A conti fatti, quello che emerge dalle denunce dell’amministrazione Montoneri è che il “danno” sia stato fatto dalla precedente amministrazione guidata dall’ex sindaco Giuseppe Mirarchi. Ma questo sarà accertato dagli organi competenti. Anche se il rendiconto di gestione in cui emerge il buco di 2,6 milioni è stato approvato lo scorso settembre proprio dal Consiglio comunale in carica “perché al momento del voto in aula – spiegano dall’amministrazione – agli uffici comunali non erano pervenute tutte le documentazioni che facevano emergere il disavanzo”. Così la giunta ha deliberato in fretta e furia, giovedì scorso, un atto di squilibrio di bilancio che ha l’obiettivo di puntare al Piano di riequilibrio. Ma la parola spetterà ai consiglieri comunali. 

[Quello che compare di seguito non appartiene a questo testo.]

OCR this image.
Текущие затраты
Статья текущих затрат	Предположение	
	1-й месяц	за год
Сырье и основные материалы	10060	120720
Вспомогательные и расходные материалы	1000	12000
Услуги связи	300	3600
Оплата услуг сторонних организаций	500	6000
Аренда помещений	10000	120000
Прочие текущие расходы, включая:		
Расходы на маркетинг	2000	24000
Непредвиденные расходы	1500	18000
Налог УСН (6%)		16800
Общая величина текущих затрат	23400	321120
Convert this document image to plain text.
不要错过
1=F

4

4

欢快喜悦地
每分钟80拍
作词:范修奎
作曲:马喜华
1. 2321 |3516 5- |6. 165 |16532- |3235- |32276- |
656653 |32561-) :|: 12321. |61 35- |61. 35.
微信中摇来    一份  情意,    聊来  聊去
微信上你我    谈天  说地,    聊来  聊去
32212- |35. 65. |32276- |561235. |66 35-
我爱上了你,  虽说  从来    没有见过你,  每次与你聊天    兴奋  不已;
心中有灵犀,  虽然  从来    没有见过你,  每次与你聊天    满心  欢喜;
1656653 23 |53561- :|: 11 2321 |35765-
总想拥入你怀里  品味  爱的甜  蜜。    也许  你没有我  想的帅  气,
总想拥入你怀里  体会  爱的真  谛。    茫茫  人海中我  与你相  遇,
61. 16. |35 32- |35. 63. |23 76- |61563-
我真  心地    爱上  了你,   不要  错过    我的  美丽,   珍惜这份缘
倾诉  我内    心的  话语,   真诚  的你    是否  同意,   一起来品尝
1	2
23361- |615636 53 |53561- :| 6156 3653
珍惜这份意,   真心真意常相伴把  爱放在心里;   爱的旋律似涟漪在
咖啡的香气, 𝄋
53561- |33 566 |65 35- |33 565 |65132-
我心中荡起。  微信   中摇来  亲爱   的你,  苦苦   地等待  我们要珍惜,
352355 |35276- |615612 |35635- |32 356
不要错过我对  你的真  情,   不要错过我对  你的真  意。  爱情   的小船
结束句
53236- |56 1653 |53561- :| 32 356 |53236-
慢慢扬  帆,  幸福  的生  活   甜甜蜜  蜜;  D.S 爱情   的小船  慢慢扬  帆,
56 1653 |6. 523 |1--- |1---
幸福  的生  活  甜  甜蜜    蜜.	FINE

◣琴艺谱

Carte alla Corte dei conti

La scelta dell’amministrazione è stata quella di inviare tutto l’incartamento alla Procura regionale della Corte dei conti “per accertare – sottolinea il sindaco Montoneri – eventuali responsabilità. Era importane mettere un punto e voltare pagina, e noi lo stiamo facendo: abbiamo attuato e continueremo ad attuare delle azioni correttive forti ed incisive, forse “poco politiche”, ma necessarie per riportare il Comune ad essere normale, per azzerare l’enorme danno ereditato”. 

Mirarchi non ci sta 

Respingo le accuse con fondatezza e decisione: vogliono far crede che la colpa è stata della mia gestione, ma sanno bene che è una situazione che si trascina da decenni. Lo dimostrerò”. L’ex sindaco Giuseppe Mirarchi, attualmente tra i banchi dell’opposizione, è pronto a documentare, carte alla mano, quanto sostiene. “Montoneri la smetta di cerare fantasmi – ha detto Mirarchi – e cominci ad occuparsi dei problemi e a gestirli”. Mirarchi parla di avere già ereditato una situazione critica al suo insediamento da sindaco nel 2014. “Già nel 2013 – ha spiegato l’ex sindaco – la corte dei conti aveva rilevato elementi di criticità molto serie, dovute a eccesso di valutazione delle entrate e, inoltre, c’erano già consistenti disavanzi che dimostrerò nelle sedi opportune. L’attuale sindaco insiste a restare in sella ma la sua è un’amministrazione già finita prima di cominciare. La popolazione è delusa e non lo vuole più, è rimasto con due consiglieri e in certi casi ci vuole dignità: si prepari la valigia e restituiamo la parola agli elettori”.